Bae, JH, Bassenge, E, Lee, HJ, Park, KR, Park, CG, Park, KY, Lee, MS, Schwemmer, M
Atherosclerosis. 2001;(1):165-71
Abstract
We analyzed vascular responses (endothelial function, oxidant stress) to postprandial hypertriglyceridemia (PHTG) in patients with coronary artery disease (CAD) to reveal potential therapeutical effects of angiotensin converting enzyme inhibition (ACE-I) and of lipid lowering (fibrate). The study population (n=39, mean age: 60 years) consisted of four groups, all of which had angiographically documented CAD. A high fat group (n=9) consumed a high fat meal, a low fat group (n=9) a low fat meal, and ACE-I (n=10) or fibrate (n=11) groups consumed a high fat meal plus lisinopril or fenofibrate. Serum triglycerides (TG) increased significantly 2 h after eating a test meal in all groups with the exception of the low fat group. In the high and low fat groups changes of serum TG were positively correlated (r=0.664, P<0.005) with changes of phorbol ester-activated leukocyte superoxide anion radical (O(2-.)) formation and were negatively correlated (r=-0.488, P<0.05) with flow-mediated brachial artery dilation (FMD). There was a negative correlation (r=-0.419, P=0.094) between FMD and changes of O(2-.) formation in the high and low fat groups.
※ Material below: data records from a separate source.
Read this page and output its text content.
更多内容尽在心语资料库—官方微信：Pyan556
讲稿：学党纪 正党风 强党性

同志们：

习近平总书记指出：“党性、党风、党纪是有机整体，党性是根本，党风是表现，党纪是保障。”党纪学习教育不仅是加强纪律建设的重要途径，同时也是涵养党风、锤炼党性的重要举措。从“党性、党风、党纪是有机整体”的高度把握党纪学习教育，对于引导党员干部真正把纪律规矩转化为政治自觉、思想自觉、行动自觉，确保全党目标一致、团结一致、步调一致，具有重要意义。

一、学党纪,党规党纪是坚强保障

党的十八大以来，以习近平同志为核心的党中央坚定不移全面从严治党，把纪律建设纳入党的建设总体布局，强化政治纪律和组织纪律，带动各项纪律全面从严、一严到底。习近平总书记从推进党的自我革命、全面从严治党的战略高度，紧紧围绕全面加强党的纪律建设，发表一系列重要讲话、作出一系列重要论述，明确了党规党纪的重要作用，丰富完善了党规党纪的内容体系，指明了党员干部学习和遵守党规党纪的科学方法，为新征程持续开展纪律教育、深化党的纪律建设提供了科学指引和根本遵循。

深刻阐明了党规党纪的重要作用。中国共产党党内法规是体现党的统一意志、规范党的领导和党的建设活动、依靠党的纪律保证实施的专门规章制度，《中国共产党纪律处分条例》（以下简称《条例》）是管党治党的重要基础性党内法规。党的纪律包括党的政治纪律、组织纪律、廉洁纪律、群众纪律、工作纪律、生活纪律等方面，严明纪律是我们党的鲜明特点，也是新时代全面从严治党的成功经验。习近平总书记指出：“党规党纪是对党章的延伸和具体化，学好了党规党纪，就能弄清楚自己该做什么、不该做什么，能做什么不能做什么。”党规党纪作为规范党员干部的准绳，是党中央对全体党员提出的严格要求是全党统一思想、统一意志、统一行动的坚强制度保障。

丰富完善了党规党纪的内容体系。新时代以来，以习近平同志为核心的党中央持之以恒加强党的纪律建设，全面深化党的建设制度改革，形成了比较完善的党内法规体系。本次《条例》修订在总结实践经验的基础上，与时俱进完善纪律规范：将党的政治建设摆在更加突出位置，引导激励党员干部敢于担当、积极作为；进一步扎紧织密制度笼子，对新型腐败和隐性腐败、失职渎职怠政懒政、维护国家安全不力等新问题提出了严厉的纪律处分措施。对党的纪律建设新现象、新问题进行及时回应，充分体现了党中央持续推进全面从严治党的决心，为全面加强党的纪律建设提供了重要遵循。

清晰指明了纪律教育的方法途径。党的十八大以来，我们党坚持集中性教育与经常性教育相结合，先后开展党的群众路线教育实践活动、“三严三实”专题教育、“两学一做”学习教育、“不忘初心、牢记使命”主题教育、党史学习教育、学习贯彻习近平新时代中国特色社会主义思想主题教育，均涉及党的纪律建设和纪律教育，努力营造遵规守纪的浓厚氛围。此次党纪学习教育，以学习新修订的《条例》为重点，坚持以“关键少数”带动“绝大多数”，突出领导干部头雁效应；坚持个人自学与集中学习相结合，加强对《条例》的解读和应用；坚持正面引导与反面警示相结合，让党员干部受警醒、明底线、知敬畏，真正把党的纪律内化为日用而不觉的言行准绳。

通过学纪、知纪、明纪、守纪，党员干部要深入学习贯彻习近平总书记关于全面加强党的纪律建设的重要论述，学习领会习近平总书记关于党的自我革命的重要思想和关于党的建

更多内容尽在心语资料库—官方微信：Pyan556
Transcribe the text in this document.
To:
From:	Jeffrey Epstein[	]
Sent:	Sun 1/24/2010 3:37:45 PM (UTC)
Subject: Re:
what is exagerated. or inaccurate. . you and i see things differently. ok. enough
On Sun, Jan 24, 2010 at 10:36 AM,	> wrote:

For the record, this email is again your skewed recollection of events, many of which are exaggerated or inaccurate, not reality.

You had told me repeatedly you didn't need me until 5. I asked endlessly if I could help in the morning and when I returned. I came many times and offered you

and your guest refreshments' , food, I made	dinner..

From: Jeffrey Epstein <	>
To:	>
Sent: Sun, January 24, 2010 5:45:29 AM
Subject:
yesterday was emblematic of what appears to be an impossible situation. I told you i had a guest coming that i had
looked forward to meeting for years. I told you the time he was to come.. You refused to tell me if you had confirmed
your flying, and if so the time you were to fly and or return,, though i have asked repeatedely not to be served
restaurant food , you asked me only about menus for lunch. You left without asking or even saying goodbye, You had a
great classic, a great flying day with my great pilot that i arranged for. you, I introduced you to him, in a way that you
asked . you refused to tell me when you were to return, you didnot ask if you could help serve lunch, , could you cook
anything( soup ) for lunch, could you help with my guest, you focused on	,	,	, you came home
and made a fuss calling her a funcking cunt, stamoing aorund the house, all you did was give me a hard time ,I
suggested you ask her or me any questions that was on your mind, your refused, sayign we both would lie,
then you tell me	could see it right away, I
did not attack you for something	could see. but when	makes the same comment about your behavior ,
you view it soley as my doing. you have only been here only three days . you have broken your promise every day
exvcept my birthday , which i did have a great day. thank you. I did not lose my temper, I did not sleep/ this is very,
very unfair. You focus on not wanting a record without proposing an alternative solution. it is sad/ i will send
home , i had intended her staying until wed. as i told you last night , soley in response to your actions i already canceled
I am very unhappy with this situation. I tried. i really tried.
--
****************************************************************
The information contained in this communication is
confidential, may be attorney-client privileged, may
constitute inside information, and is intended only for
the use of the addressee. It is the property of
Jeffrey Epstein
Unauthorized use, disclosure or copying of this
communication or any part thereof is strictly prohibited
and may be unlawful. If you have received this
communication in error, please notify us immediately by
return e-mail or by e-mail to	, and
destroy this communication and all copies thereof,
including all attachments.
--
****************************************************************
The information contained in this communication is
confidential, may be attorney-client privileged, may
In the ACE-I and fibrate groups, O(2-.) formation decreased 2 h after eating a test meal (from 5.34+/-1.01 to 3.81+/-1.15 nmol/10(6)cells per min, P<0.01, and from 4.66+/-0.91 to 4.26+/-0.97 nmol/10(6)cells per min, P=0.374, respectively). However, endothelial function did not show any significant changes 2 h after eating a test meal in all groups. PHTG increases oxidant stress and further deteriorates endothelial function, even in patients with CAD. Both ACE-I and fibrates have an antioxidant effect but no acute beneficial effects in terms of endothelial function under conditions of PHTG in CAD patients.